JGRP000032: IWFVM02439-49391: no physical address for 5f31f288-5c4f-b2f6-974216693a1bcc65, dropping message

Increase the maximum number of processes for the Service Manager user until this message no longer appears.

For example, run the following command to increase the maximum number of user processes:

ulimit -S -u 95536

If this configuration fails due to lack of permissions, contact your System Administrator.

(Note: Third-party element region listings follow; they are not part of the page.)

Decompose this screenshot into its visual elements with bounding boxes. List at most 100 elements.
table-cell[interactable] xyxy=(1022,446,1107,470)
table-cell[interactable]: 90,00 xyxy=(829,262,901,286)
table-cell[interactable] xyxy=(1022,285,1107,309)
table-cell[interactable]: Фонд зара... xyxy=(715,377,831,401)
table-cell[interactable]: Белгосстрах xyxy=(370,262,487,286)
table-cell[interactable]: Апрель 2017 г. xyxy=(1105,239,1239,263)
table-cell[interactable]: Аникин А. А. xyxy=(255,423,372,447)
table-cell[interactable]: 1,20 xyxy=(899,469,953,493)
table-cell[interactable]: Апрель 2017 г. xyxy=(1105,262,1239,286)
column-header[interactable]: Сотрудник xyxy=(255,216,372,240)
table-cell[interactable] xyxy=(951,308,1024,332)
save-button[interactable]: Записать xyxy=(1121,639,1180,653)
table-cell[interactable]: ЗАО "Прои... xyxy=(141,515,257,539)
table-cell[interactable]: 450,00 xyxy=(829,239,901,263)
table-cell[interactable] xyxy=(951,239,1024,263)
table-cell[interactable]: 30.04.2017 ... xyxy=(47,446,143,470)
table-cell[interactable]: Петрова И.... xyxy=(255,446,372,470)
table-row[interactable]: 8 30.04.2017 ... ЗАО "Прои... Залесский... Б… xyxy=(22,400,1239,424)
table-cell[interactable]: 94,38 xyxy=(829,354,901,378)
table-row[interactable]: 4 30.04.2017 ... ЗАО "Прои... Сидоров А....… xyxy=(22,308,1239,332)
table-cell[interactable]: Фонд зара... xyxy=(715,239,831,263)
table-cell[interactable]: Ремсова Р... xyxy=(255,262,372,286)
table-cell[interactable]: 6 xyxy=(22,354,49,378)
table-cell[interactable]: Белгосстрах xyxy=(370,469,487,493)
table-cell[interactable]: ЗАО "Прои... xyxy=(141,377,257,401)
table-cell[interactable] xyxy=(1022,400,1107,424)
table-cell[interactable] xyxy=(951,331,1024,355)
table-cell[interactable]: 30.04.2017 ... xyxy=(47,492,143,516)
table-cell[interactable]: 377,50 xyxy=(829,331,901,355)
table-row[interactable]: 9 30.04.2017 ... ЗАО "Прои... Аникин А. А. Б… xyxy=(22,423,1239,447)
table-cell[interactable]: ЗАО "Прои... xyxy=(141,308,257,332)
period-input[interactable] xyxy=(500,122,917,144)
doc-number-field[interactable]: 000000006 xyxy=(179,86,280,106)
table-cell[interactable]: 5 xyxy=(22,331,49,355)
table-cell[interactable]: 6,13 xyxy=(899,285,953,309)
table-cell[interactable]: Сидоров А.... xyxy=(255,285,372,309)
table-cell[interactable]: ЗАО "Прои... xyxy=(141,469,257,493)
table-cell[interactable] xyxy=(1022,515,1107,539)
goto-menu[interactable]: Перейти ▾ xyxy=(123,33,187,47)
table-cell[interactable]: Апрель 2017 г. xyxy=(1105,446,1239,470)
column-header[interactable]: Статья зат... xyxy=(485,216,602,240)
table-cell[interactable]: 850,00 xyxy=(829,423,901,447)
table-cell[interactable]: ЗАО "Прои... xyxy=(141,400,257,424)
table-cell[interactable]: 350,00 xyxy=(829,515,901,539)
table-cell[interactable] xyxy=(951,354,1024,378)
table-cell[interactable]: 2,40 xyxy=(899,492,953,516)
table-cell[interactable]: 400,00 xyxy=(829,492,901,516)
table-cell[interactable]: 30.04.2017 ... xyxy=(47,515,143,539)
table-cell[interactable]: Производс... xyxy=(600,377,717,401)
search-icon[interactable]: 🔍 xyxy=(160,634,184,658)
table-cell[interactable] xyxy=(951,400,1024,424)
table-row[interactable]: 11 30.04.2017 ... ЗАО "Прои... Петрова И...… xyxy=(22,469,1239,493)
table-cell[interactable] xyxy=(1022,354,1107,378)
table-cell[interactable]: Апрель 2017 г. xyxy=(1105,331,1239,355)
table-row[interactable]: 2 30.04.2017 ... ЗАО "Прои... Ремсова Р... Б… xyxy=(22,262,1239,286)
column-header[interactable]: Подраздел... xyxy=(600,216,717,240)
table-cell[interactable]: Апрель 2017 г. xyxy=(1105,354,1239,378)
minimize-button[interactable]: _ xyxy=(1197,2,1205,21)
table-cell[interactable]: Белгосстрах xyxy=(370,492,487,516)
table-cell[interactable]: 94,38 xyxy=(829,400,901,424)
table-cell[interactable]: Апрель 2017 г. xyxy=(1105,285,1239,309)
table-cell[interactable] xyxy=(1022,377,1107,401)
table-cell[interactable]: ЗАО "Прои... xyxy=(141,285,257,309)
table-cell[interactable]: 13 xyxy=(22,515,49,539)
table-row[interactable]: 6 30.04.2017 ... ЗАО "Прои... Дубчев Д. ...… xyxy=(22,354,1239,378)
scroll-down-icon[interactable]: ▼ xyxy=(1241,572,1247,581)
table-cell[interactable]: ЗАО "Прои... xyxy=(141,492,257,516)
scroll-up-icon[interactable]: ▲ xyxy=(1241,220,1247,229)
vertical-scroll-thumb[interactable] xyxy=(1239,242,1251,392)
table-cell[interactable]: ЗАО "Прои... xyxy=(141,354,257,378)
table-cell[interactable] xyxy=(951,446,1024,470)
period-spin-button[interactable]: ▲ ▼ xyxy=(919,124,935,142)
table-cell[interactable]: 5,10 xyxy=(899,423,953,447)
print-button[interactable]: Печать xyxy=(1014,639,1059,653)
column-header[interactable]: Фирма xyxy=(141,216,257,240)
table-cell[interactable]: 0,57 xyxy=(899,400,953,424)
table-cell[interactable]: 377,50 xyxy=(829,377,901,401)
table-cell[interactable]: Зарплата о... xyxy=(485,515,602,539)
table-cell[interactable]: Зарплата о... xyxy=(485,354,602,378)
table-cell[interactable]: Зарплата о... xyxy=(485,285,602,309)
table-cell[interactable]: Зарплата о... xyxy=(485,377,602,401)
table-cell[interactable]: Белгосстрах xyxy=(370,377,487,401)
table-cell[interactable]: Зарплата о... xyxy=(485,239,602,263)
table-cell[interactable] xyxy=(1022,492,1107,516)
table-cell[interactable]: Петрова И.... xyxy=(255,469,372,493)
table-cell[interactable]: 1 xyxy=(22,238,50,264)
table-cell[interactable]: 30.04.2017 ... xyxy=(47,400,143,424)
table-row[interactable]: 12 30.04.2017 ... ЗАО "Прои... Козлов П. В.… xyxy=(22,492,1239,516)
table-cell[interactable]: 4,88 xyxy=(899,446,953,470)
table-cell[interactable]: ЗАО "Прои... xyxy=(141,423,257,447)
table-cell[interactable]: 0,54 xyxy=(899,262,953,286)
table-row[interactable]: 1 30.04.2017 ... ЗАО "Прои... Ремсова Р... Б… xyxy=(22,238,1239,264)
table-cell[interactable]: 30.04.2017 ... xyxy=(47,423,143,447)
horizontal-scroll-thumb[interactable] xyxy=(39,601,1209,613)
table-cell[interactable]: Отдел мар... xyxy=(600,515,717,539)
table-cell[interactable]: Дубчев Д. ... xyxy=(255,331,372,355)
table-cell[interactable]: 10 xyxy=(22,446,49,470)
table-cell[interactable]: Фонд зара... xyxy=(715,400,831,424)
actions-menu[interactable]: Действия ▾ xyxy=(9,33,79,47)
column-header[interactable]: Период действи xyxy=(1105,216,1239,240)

Some Service Manager processes are running, but the sm -reportlbstatus command only returns the command ifself:

------------------Server Instances---------------------------
ProcessID ClusterAddress HttpPort HttpsPort Sessions DbgMode QMode LB State LowMem JAVA_USED/MAX/PERCENT HEAP_USED/MAX/PERCENT ----------Non Server Instances----------------------------
ProcessID ClusterAddress State LowMem JAVA_USED/MAX/PERCENT HEAP_USED/MAX/PERCENT Command Line
14196 LIHAOS2-14196 RUN N (3763512/67108864/5) (338305024/4294836224/7.) -reportlbstatus

Check whether the GossipRouter is started and is working as expected.

If the GossipRouter is started and working as expected, check whether a GossipRouter is configured in sm.ini but is not started or is down. In this situation, messages that resemble the following are printed to the sm.log file:

failed reconnecting stub to GR at peterenvlx1.cpe.sm.com/192.168.0.8:12001: java.lang.Exception: Could not connect to peterenvlx1.cpe.sm.com/192.168.0.8:12001

In this situation, start the GossipRouter process.